Vers le retour à l’ « état de nature » ?
Je suis très enthousiasmé d’avoir pu te lire, j’ai envie de dire en un tournemain. Je suis aussi ravi d’être encore en vie ( !) parce que la mort est partout par ces temps qui courent au Sénégal. Nous avons un Président de la République qui avait argumenté qu’il ne peut plus se présenter pour un troisième mandat (voir ce lien). Et voilà qu’il se dédit si tenacement en martelant que jamais il ne s’était exprimé sur une chose pareille. C’est la preuve, soit qu’il n’est plus conscient de ce qu’il dit, soit qu’il ne tient pas ses paroles. Et quoiqu’il puisse redire, il s’est déjà dédit en banalisant la parole jadis sacrée, sinon respectée d’un Président de la République.

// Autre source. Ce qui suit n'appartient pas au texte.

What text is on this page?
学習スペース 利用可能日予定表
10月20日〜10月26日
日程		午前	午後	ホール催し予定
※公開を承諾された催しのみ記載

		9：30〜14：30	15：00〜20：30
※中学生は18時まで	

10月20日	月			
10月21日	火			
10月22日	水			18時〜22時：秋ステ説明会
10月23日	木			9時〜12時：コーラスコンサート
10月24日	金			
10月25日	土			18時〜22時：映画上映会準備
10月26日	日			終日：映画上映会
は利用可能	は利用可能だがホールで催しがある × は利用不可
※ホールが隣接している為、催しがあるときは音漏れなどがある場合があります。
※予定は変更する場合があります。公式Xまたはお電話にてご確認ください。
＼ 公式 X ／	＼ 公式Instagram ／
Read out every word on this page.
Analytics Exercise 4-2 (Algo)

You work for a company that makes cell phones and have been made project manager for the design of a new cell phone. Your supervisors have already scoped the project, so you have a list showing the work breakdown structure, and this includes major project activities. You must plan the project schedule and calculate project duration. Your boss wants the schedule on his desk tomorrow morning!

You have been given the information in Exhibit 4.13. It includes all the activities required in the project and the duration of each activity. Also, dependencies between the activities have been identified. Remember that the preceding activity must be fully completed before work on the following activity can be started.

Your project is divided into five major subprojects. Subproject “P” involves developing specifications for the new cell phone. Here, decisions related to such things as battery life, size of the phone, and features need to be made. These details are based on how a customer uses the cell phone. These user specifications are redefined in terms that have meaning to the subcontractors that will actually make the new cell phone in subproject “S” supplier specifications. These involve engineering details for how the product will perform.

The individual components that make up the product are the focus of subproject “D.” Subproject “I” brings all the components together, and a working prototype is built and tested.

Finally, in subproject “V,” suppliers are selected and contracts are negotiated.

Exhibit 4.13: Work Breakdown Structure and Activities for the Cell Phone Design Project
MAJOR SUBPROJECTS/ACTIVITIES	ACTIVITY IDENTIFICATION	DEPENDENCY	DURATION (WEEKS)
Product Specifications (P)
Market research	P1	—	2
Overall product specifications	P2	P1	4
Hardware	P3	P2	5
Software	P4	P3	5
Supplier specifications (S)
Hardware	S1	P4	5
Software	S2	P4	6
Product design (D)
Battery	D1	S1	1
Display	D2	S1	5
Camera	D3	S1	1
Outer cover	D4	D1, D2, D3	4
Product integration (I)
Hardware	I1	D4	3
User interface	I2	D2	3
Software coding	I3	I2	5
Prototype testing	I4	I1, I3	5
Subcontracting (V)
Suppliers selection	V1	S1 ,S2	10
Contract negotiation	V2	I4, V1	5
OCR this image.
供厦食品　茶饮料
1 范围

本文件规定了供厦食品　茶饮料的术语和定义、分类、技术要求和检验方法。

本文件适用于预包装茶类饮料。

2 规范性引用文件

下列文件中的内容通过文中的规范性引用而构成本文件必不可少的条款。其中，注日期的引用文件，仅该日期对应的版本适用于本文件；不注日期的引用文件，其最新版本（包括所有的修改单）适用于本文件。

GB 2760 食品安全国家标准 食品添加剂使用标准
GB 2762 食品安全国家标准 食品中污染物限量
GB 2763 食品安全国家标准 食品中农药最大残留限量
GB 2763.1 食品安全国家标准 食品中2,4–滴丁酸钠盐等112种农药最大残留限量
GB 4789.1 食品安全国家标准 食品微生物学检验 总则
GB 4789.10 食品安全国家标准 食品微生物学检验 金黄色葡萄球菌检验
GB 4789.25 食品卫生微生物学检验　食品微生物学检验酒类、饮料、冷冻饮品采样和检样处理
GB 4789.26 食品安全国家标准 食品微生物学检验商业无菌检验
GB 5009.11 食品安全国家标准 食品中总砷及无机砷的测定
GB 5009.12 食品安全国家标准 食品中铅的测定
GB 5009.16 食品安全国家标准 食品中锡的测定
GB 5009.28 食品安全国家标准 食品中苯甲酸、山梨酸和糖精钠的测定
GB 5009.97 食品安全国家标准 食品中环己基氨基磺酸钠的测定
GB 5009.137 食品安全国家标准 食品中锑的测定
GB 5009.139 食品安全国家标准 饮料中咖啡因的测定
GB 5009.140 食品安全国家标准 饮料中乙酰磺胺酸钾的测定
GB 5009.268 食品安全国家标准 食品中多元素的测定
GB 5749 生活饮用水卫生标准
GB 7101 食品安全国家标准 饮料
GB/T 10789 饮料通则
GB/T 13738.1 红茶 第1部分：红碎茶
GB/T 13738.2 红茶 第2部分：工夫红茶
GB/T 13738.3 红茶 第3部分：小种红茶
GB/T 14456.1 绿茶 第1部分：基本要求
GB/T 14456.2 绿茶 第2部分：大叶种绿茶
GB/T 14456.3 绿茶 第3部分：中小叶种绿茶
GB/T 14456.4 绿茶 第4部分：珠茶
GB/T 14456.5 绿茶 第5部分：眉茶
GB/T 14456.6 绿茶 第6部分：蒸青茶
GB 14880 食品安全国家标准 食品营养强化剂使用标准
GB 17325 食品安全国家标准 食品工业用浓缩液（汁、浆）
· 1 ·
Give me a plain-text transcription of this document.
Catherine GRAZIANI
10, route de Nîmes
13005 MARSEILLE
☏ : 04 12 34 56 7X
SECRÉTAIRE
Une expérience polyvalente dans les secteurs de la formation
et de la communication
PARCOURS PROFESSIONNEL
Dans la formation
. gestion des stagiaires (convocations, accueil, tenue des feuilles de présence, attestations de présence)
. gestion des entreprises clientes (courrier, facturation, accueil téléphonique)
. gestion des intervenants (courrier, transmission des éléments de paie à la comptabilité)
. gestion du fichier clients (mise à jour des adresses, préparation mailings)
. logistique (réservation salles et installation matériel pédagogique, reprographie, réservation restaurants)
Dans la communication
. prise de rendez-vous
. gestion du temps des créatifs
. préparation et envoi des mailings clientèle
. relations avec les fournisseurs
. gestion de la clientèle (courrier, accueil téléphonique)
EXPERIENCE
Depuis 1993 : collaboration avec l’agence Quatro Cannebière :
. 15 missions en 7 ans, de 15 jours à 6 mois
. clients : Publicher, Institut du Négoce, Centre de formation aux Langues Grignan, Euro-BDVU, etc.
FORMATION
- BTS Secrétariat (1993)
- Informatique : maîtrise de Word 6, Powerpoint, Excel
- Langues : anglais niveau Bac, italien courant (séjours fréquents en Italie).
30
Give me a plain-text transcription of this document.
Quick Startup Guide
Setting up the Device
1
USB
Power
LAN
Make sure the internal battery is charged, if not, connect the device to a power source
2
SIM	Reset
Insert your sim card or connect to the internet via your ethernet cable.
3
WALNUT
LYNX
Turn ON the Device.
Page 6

Quelques gens ridicules ont longtemps – peut être qu’ils déchanteront maintenant- soutenu que ce vieil opposant est un des plus illustres esprits éclairés au monde. A quoi ils ajoutaient presque avec la même passion zélée que le Sénégal a enfin un économiste brillant au volant.
Eh bien, laisse moi les prendre au mot. Ce même « juriste chevronné » qu’il « messianise » a dit devant une caméra qu’il a verrouillé la Constitution. Objecteront-ils que c’est l’avis frivole d’un non spécialiste ? Je dois les plaindre et je m’imagine mal comment ils ont pu dire pareilles sottises aux limites de l’hérésie. Dans un pays « normal », la vindicte publique les aurait peut être contraints à l’exil ou au silence perpétuel. Néanmoins, ils doivent leur salut aux mauvais temps qui font que la parole perd de plus en plus de sa valeur. Et pour ma part, cela tient évidemment à une crise de plus en plus douloureuse de la pudeur dans mon chers pays.
Aujourd’hui qu’il s’est illustré si pitoyablement, voire si déloyalement, Abdoulaye Wade n’a qu’à tirer sa révérence.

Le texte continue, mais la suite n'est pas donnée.